Why DeepMind is sending AI humanoids to soccer camp

“It didn’t really work,” says Nicolas Heess, also a researcher at DeepMind and a co-author of the paper along with Lever. Due to the complexity of the problem, the wide range of options available, and the lack of prior knowledge of the task, the agents had no idea where to start – hence the squirming and twitching.

So Heess, Lever and colleagues instead used neural probabilistic motor primitives (NPMP), a teaching method that nudged the AI ​​model towards more human-like movement patterns in the expectation that this underlying knowledge would help solve the problem move on virtual soccer field. “It basically redirects your motor control to realistic human behavior, realistic human movements,” says Lever. “And that’s learned from motion capture — in this case, human actors playing soccer.”

This “reconfigures the action space,” says Lever. Agents’ movements are already constrained by their human-like bodies and joints, which can only bend in certain ways, and being exposed to data from real humans will further constrain them, simplifying the problem. “It makes it more likely that useful things will be discovered through trial and error,” says Lever. NPMP accelerates the learning process. There has to be a “delicate balance” of teaching the AI ​​to do things the way humans do them, while giving it enough freedom to find its own solutions to problems – which may be more efficient than the ones we imagine come up with yourself .

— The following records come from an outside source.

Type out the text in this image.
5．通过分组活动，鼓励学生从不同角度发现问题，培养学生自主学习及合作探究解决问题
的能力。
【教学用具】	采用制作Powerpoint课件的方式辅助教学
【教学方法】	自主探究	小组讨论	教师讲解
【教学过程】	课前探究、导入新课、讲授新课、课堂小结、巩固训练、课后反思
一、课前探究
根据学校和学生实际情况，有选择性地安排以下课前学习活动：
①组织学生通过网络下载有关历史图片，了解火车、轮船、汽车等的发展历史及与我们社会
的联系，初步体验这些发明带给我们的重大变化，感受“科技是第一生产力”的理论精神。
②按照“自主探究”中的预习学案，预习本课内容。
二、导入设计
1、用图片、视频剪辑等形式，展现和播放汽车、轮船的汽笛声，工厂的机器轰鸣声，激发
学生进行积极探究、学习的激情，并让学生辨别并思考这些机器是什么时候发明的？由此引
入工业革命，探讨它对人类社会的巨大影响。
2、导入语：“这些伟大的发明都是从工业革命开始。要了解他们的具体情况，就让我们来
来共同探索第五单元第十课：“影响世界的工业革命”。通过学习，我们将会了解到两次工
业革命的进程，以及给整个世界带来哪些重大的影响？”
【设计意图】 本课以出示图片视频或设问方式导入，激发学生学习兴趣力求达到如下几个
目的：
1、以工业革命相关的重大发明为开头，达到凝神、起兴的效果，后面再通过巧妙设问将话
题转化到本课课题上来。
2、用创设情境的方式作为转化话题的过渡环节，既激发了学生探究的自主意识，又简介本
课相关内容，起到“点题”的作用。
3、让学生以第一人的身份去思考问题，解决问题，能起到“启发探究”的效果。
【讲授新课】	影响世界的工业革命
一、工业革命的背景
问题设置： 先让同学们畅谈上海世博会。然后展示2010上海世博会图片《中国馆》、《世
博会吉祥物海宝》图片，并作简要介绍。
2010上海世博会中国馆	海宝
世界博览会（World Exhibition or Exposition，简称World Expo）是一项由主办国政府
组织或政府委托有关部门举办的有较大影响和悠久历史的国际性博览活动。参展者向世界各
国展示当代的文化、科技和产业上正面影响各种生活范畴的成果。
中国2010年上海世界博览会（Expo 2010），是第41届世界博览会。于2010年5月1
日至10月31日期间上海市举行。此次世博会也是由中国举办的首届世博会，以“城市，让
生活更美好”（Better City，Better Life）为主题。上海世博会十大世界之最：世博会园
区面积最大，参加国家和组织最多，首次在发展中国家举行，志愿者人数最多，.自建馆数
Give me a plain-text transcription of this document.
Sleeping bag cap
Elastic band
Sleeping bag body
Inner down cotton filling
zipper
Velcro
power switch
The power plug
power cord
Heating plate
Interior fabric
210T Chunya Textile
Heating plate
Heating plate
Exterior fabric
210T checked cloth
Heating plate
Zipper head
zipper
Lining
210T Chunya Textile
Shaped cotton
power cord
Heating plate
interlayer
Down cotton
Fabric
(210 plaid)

Basic practice was followed by single player practice: running, dribbling and kicking the ball to mimic the way people learn to play a new sport before diving into a full game situation. The rewards for reinforcement learning were things like successfully chasing a target without the ball, or dribbling the ball close to a target. This skills curriculum was a natural way to work towards increasingly complex tasks, says Lever.

The goal was to encourage agents to reuse skills they may have learned outside of the soccer context in a soccer environment – ​​to generalize and switch flexibly between different movement strategies. The agents who mastered these exercises were assigned as teachers. In the same way that the AI ​​was encouraged to mimic what it learned from human motion capture, it was also rewarded for not straying too far from the strategies used by the teacher agents in specific scenarios, at least initially. “This is actually a parameter of the algorithm that is optimized during training,” says Lever. “In principle, over time, they can reduce their dependence on the teachers.”

With their virtual players trained, it was time for some match action: starting with 2v2 and 3v3 matches to maximize the experience the agents gained during each simulation round (and to mimic how young players start playing small-sided games in real life). The highlights – which you can watch here – have the chaotic energy of a dog chasing a ball in the park: the players don’t run so much as stumble forward, constantly on the verge of falling to the ground. When goals are scored, it’s not complicated passing movements, but hopeful shots into the field and soccer-like rebounds off the back wall.

Leave a Comment

Your email address will not be published.